I am glad to find out about the benefits of celery. I would like the inflammatory quality. Hope it helps with arthritis pain. Thanks for your helpful posts

Margaret-whiteangel said...

Interesting read on celery.
Use it a lot down here in my cooking and raw.

Conniecrafter said...

Wow I totally learned a lot about celery I didn't know, I will have to try eating the leaves maybe in a salad, I have always just put it in the compost bin. My Aunt and Uncle lived in Portage Michigan, I never knew they had a celery museum there. Thanks for sharing

peppylady (Dora) said...

crunch crunch we grow it in our garden.
Coffee is on

Debbie said...

WoW!! so much great information!! good to know...as i had no idea, we eat a lot of raw celery!!! i always use the leaves in soup!!
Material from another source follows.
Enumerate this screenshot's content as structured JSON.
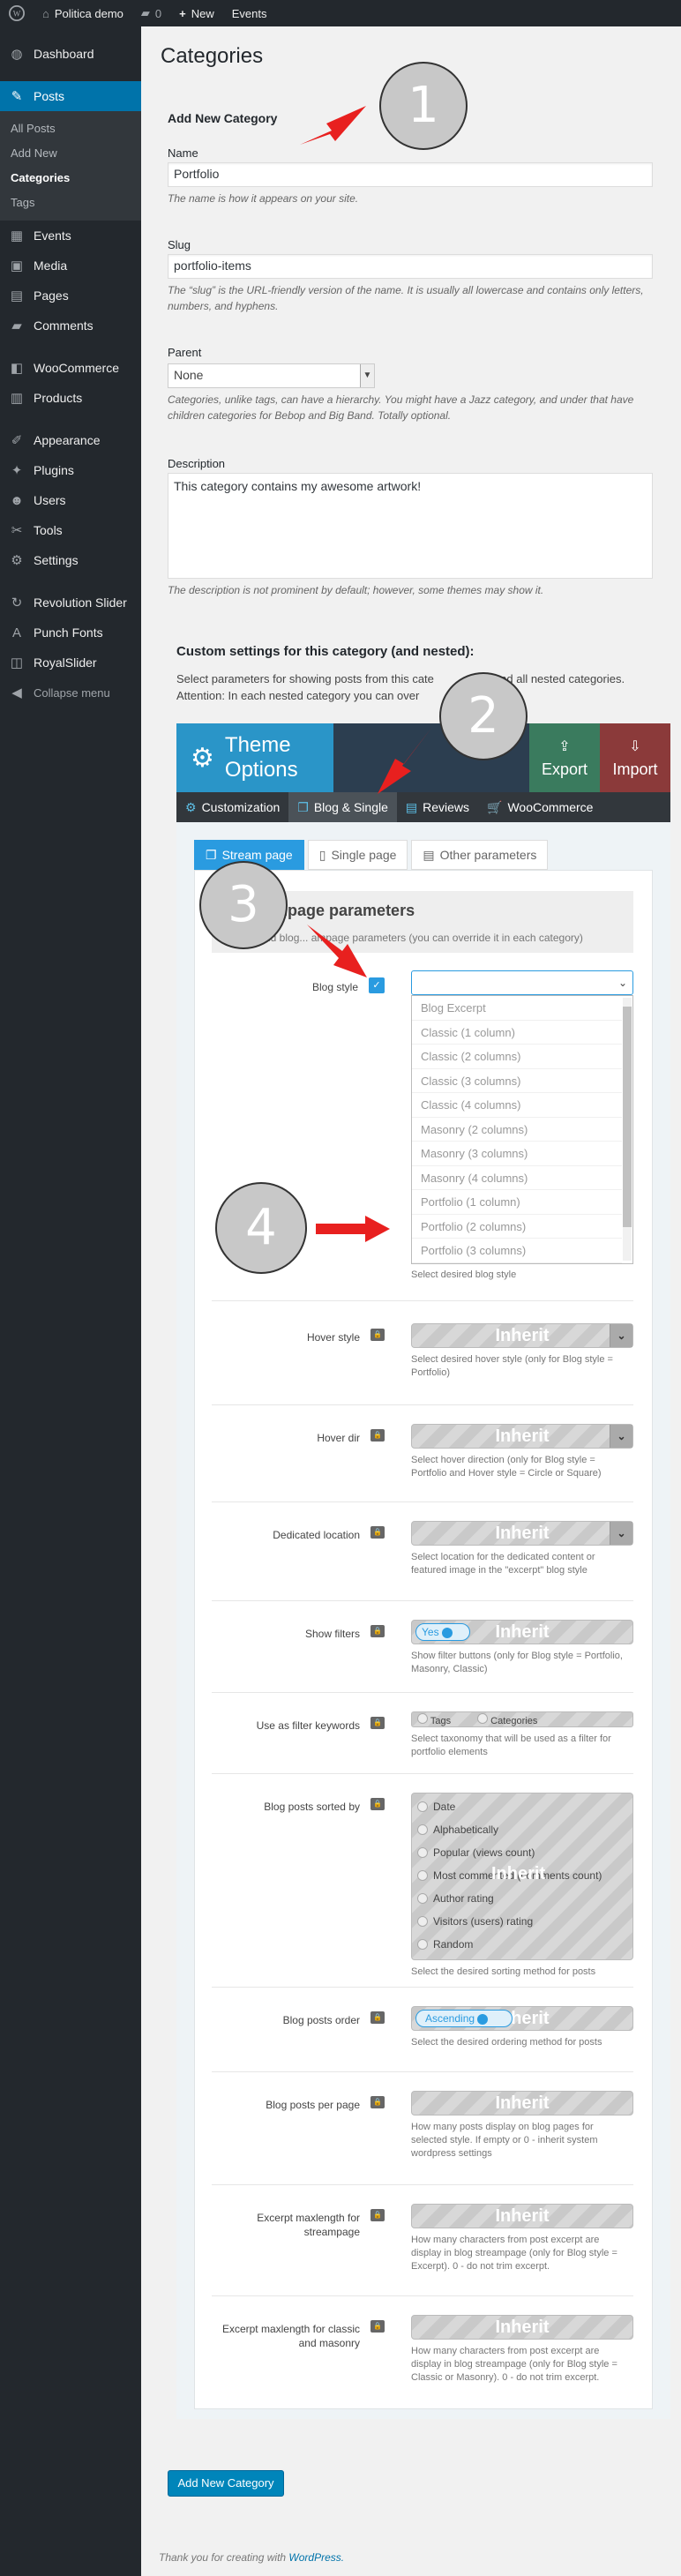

i store celery in aluminum wrap and it seems to last forever!!

Haddock said...

That is a valuable tip - Chop celery just before cooking or serving

Linda said...

Good info! I added a bit of celery to my salad today. I'm glad to know it has potassium and folate. They are important.

baili said...

wow so much knowledge about celery my friend!
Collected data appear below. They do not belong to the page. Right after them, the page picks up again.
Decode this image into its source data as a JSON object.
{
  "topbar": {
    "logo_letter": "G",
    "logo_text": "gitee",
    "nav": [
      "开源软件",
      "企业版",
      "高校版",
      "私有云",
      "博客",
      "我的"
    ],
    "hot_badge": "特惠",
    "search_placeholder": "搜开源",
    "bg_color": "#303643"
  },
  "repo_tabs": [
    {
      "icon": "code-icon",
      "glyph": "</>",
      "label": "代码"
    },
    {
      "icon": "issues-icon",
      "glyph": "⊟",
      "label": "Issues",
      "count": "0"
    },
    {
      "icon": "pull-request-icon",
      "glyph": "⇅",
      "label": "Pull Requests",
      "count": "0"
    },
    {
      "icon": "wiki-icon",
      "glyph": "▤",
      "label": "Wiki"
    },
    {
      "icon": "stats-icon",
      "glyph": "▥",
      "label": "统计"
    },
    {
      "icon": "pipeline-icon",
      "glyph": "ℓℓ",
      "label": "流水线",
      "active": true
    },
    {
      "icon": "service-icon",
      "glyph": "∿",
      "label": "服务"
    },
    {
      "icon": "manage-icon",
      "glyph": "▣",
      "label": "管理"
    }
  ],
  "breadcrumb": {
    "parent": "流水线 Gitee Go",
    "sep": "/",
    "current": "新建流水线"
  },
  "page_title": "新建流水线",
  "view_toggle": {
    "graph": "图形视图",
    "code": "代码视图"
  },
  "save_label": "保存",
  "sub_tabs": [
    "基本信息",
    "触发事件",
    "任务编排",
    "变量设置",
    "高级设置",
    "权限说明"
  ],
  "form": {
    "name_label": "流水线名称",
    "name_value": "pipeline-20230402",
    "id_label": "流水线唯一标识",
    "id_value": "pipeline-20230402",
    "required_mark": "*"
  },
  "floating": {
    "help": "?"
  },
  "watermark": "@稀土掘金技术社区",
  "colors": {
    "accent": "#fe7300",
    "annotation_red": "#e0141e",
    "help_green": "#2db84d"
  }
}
in my native village the seeds of celery were given to women who ere expecting ,mom did same either and i still remember how i put them out of my stomach with vomiting and mom was so annoyed gave me regularly util the labour day

she said that preganent women cannot stay strong and healthy without taking celery

Phil Slade said...

We are not keen on eating plain celery - it's a strong taste. But we use a few cut pieces in bolognaise, chilli or steak pies, or soups to add flavour. We freeze it from fresh cut into bite size pieces and there's no need to blanch it.

Phil Slade said...

Great story about Gillingham. Made me laugh.

carol l mckenna said...

Love celery and great recipe suggestions!

Happy Week to you,
A ShutterBug Explores,
aka (A Creative Harbor)

Carol Blackburn said...

A favorite snack because of the crunch and also for it diuretic properties. Thanks.

Magic Love Crow said...

I love celery! I never knew about the chopping! Thank you!

Debby Ray said...

I do like crunching on some celery...especially if it's spread with peanut butter or pimento cheese!